Gelişi Güzeller - 3
11.
Herkes aynaya bakmalı. Belki bir ayna taşımalı herkes, iç cebinde. Bakanlar ve Görenler'le uğraşmadan sıkça başvurmalı aynaya. Bir yalan nasıl sızmaktadır solgun bakışlardan dışarı, nasıl şekil almakta dudaklar işimize gelmeyen bir haber duyduğumuzda, niçin alnımızdaki çizgiler öfkeden kudurmaktadır...Nasıl? Aynaya sıkça bakmalı herkes. Çünkü ayna ve aynaya akseden gözlerimiz, kendimizi kandıramadığımız iki mübarek ravzadır. Her kim ki özeleştiri yapamıyor hayatta, nedamet duymuyor, tövbe nedir, nasıldır bilmiyor, atın gitsin. Bir işe yaramaz...
12.
Aşırı olsa da olmasa da fotoğraf düşkünlerini, "ruhu hastalıklı insan" olarak niteliyor bilimciler. Fanatikleri, karşılıksız sevenleri, kuş veya başka bir hayvan besleyenleri, antika meraklılarını, pul koleksiyonu yapanları, kıyafet düşkünlerini, düşkün olmayanları, yazanları, yazmayanları, uçaktan korkanları, tek kişilik dergi çıkaranları vs. siz ilave edin. Aslında hepimiz, 20. Asır insanı olarak hastalıklı insanlarız.
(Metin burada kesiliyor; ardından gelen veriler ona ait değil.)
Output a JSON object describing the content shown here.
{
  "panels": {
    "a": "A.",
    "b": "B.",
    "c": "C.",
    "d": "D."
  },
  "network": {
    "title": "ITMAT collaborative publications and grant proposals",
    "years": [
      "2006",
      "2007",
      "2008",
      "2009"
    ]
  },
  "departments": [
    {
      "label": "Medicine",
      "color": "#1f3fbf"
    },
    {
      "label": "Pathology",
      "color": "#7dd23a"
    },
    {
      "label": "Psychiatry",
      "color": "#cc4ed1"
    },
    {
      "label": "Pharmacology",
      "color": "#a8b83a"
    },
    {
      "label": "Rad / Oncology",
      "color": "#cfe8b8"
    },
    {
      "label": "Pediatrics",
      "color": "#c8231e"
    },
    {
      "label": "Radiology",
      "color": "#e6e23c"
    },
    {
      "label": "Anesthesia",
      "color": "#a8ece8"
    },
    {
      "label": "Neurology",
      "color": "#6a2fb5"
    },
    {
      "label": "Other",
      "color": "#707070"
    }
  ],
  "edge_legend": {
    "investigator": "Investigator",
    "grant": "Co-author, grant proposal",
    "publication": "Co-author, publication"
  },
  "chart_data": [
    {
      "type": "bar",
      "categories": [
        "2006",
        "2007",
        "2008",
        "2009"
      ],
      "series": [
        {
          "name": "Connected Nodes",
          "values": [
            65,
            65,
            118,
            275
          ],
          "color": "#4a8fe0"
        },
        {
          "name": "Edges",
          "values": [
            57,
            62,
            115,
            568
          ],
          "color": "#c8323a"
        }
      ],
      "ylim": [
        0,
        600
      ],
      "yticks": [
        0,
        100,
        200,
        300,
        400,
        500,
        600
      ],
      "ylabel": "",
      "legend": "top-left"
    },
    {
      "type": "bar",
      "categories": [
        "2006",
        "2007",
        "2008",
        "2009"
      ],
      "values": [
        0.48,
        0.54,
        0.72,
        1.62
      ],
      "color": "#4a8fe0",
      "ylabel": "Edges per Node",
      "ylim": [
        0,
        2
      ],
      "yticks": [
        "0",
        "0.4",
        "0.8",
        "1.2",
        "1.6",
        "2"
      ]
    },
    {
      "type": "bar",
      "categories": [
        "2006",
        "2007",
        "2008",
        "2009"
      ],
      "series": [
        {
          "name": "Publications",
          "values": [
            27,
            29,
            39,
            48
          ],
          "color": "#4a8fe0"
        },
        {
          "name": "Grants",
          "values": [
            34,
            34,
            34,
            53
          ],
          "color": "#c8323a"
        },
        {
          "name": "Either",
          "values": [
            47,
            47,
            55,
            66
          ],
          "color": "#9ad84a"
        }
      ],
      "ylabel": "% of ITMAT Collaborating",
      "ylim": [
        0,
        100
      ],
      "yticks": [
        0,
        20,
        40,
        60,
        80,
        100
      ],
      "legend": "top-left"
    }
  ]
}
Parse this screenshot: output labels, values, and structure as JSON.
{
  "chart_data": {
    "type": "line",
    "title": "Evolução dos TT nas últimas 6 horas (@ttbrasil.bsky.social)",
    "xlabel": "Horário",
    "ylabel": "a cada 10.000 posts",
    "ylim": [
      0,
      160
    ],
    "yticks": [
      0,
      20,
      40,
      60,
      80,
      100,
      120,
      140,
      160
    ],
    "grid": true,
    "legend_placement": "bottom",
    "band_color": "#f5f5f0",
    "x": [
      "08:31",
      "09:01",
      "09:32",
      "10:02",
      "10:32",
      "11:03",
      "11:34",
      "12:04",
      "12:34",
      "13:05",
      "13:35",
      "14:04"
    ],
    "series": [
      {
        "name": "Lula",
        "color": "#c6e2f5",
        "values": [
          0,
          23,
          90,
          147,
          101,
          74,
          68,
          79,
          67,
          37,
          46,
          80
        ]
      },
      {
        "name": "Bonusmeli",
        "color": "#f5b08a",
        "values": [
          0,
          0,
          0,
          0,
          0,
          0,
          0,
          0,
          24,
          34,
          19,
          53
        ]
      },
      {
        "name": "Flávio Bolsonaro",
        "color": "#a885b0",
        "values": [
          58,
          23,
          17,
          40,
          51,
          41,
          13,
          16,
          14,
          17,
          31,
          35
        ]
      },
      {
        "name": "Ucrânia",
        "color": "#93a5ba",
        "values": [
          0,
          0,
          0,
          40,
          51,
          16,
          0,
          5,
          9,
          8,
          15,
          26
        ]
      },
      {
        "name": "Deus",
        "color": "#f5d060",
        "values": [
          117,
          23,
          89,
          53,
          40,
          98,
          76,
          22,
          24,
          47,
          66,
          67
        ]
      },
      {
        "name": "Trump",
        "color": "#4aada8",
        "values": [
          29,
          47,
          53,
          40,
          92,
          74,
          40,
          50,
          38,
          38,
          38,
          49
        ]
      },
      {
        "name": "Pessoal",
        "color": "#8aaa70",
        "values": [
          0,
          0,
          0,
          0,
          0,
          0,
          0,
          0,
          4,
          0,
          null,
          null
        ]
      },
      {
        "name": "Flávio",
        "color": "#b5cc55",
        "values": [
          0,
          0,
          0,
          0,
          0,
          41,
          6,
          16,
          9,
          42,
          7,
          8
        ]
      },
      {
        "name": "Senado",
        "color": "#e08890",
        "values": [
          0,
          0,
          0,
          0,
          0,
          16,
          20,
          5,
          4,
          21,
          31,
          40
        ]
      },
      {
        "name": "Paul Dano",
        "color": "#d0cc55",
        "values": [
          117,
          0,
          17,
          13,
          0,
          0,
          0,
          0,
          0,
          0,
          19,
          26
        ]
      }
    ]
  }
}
Ne zaman ki bu hastalık, kendini normal addeden insanlara göre delilik oldu, belki o gün kurtuluşumuzdur. Delilikte keramet vardır diye boşuna denmediğini anlarız o gün. Katılmamak mümkün mü R. D. Laing'in söylediklerine: "Her olayda biz aklıkarışık ve çıldırmış yaratıklarız. Kendi benliklerimize, birbirimize, manevi ve maddi dünyaya yabancıyız. Hatta gözümüze ilişen ancak benimsemediğimiz bir zâviyeden, deliyiz biz." Ancak deli olduğunu ayrımsayabilenler, akıllanabilir.
13.
Üzerine güneş doğmayan ecdattan, karanlık bilmeyen bir nesil peyda oldu. Gün, ocağına çekilip bir koyu kızıllık kapladığı an üzerimizi, düğmesine dokunduğumuz lambalar, karanlıktan kurtarmaktadır bizi. Karanlıktan, yani korkudan. Korkmayan insandan her şey beklenir mi? Evet. Karanlığı bilmeyen insan, öleceğine şüpheyle bakar. Karanlık, kendi olmaktır her insan için. Nefs muhasebesi. Rabb'e yakınlaşmak. Dünyanın uyanışına bir bakın, erken kalkılan bir günde. Kuşlarla. Makinaların, fabrikaların, otomobillerin uyandırmasından önce uyanın.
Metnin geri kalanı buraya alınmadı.